Filtering Google Reviews with Hybridised Bayesian & NLP

Inspiration

With information being shared widely over the internet such as Google reviews, how do we determine whether it is legitimate or it is just a noise? Our team thus wanted to create a system where it can help online users differentiate the valid reviews from those that are promotional and irrelevant.

What it does

Our model is designed to analyze and differentiate online reviews, allowing user to identify which will be truly useful to them. It can detect genuine reviews about businesses which often reflects real experiences and opinions on the business. It is also able to identify advertisements such as those that include promotional links which are not helpful to online users. It can also reduce misleading reviews such as those written by those without first-hand visit which will be classified under "rant without visit". Our model also provides a probability confidence scoring, providing user transparency on the certainty of the predicted classification of the review.

How we built it

We started with a labeled dataset covering different review types: real experiences, ads, irrelevant chatter, and hearsay. After cleaning and preparing the text, we applied NLP techniques like TF-IDF to turn words into meaningful patterns the model could understand.
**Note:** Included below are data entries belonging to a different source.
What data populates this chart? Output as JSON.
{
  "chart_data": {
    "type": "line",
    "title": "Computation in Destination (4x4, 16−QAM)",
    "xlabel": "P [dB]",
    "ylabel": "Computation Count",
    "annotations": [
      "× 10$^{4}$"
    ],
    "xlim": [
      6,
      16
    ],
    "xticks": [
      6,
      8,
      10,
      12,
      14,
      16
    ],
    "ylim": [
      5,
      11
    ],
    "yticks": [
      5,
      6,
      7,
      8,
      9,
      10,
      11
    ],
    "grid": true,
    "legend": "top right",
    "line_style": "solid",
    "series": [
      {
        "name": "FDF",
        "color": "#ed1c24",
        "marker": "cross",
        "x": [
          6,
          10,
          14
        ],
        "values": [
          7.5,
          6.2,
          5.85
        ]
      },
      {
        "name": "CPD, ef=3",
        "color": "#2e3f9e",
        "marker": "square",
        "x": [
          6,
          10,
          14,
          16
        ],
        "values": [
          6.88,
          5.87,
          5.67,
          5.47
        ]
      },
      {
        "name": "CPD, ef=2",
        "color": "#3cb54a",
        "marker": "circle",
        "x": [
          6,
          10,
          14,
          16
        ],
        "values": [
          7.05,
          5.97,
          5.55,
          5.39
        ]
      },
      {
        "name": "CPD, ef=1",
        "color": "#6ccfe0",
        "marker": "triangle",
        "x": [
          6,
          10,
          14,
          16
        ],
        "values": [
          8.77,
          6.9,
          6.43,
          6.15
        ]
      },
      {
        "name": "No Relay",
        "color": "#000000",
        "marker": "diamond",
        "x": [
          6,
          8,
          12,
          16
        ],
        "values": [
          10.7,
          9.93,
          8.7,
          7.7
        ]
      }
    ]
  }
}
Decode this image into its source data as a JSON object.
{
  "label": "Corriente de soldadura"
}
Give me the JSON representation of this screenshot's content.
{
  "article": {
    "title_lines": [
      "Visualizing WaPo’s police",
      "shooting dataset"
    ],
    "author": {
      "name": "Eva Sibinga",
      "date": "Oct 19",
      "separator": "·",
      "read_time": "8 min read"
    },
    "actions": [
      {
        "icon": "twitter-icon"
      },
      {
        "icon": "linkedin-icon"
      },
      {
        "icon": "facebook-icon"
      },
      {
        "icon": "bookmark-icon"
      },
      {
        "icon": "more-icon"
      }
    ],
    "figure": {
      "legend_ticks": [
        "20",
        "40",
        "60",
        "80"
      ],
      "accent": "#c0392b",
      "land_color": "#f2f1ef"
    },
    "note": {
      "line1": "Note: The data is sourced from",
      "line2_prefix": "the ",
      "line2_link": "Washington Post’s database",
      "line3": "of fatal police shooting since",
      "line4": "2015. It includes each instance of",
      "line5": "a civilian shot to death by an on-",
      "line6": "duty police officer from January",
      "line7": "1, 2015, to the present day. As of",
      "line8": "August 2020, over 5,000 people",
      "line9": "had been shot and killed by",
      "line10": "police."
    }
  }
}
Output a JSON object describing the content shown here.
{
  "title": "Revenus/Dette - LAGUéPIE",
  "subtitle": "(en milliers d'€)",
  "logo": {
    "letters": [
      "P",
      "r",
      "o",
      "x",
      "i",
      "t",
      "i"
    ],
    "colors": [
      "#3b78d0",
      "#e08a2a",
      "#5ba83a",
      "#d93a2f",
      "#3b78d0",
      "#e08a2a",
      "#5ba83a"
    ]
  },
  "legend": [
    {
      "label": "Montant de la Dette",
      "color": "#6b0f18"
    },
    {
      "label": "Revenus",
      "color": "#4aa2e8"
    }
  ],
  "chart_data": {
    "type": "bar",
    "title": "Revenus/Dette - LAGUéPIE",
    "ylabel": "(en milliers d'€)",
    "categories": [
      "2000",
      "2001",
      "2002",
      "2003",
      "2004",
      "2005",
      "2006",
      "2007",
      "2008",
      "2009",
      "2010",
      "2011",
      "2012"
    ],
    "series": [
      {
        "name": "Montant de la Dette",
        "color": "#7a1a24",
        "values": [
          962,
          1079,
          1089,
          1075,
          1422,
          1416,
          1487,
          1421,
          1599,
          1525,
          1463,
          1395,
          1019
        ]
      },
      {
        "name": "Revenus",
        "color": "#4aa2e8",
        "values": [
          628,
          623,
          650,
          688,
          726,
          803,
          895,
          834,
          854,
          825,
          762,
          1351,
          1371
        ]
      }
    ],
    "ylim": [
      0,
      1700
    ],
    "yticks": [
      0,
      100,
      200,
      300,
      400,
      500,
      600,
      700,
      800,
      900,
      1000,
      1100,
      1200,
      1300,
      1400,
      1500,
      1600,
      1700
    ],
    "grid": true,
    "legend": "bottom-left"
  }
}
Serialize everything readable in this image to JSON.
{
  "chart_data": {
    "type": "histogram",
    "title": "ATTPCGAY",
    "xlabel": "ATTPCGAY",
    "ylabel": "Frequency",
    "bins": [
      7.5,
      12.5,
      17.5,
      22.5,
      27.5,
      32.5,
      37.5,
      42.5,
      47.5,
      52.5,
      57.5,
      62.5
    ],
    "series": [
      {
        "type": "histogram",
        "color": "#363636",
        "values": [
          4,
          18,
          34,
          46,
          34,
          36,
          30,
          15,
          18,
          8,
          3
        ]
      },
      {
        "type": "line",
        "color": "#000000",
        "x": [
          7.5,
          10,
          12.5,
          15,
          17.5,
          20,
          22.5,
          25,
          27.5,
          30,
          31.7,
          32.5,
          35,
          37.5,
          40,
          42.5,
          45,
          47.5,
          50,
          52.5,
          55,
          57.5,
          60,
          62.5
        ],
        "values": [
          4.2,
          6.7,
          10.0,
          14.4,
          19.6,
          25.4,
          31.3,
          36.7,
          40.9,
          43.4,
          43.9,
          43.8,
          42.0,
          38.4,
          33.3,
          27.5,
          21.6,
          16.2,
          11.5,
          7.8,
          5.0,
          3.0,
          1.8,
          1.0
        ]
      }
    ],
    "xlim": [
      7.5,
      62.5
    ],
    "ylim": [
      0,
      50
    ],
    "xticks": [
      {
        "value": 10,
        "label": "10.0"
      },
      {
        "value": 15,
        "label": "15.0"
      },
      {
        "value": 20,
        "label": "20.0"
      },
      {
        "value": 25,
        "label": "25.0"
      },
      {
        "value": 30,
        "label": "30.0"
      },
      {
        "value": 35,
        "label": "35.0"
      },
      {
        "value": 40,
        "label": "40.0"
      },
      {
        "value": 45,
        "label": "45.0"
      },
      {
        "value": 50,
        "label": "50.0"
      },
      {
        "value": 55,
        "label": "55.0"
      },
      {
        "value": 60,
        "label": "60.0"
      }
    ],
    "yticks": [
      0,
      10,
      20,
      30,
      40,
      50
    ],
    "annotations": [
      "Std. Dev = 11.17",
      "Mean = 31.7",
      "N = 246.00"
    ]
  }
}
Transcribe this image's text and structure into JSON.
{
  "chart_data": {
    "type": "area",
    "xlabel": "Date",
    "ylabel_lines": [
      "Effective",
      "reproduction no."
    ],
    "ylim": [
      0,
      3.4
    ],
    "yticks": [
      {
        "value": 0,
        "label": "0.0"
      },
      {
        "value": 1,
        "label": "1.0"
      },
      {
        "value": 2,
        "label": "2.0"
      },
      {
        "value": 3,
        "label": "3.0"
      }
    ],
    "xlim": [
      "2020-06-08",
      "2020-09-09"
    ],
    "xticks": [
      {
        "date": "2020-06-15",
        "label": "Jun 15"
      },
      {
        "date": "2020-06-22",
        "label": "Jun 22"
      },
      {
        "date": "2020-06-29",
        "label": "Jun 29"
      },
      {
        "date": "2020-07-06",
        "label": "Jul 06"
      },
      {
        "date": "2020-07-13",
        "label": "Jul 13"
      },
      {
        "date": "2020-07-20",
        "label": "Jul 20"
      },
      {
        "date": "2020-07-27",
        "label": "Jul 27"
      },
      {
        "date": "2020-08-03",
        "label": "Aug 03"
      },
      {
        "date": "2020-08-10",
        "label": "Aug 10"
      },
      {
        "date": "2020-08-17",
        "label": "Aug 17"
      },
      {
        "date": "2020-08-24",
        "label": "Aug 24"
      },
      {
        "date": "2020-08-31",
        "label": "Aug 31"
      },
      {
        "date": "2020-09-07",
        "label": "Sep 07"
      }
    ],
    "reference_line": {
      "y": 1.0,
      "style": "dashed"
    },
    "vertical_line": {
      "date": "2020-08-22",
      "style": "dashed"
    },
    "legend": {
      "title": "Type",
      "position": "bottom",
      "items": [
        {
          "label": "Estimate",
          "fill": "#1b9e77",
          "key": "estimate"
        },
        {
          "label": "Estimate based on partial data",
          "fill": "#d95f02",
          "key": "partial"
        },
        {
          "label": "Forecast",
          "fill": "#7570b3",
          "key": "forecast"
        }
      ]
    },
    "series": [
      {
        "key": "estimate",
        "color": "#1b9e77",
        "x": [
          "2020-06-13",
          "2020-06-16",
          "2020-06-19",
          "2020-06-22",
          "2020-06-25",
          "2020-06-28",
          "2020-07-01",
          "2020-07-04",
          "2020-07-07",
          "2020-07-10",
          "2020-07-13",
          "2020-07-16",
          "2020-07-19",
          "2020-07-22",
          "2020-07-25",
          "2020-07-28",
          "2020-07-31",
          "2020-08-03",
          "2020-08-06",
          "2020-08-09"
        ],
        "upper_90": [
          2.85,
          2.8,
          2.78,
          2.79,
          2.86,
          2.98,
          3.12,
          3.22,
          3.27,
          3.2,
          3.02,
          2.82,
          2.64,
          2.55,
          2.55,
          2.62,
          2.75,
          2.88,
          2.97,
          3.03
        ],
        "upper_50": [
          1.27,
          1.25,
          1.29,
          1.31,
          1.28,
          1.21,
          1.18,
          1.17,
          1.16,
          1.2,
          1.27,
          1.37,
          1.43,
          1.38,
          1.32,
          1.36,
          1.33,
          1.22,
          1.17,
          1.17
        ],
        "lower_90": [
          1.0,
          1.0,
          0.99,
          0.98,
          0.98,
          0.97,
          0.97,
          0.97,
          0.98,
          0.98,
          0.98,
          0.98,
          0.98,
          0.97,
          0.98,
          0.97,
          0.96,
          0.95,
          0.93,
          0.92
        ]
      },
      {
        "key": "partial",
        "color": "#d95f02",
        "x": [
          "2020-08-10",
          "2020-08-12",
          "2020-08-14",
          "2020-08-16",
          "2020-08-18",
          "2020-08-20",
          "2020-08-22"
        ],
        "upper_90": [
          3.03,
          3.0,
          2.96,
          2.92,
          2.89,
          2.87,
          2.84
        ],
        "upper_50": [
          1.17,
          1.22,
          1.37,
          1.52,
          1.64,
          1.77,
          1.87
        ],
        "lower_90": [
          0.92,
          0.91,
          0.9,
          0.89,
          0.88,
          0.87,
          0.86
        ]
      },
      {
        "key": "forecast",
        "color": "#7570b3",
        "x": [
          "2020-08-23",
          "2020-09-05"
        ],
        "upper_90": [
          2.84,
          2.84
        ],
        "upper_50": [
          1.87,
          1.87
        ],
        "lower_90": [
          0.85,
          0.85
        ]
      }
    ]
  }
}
To enhance this, we integrated the Bayesian network with NLP, allowing us to not only capture the importance of words but also the likelihood of certain features occurring together—such as URLs signaling ads or the mention of business names indicating relevance. This integration gave our model the ability to handle uncertainty and weigh different clues more effectively before making a decision.

Challenges We Faced

The toughest part was dealing with unbalanced data—some review classification types were rare, so the model struggled to learn those patterns. Another challenge was teaching the model to recognize subtle signals that tell a true customer story apart from hearsay or an ad.

Accomplishments that we're proud of

Creating a system that feels intuitive by mixing NLP with Bayesian reasoning Effectively spotting promotional content using URL detection combined with probabilistic rules Building a simple interface for users to test and see the classifications in action Improving our understanding of both machine learning and the problem of fake or irrelevant reviews

What we learned

Through this project, we discovered the complexity of interpreting individuals' reviews as ideas can be expressed in multiple way and they vary from person to person. We gain insights on how we can make use of NLP to turn those texts into meaningful features that computers are able to analyze. This project also helped strengthened our skills in model training and deploying interactive tools that have significant impact.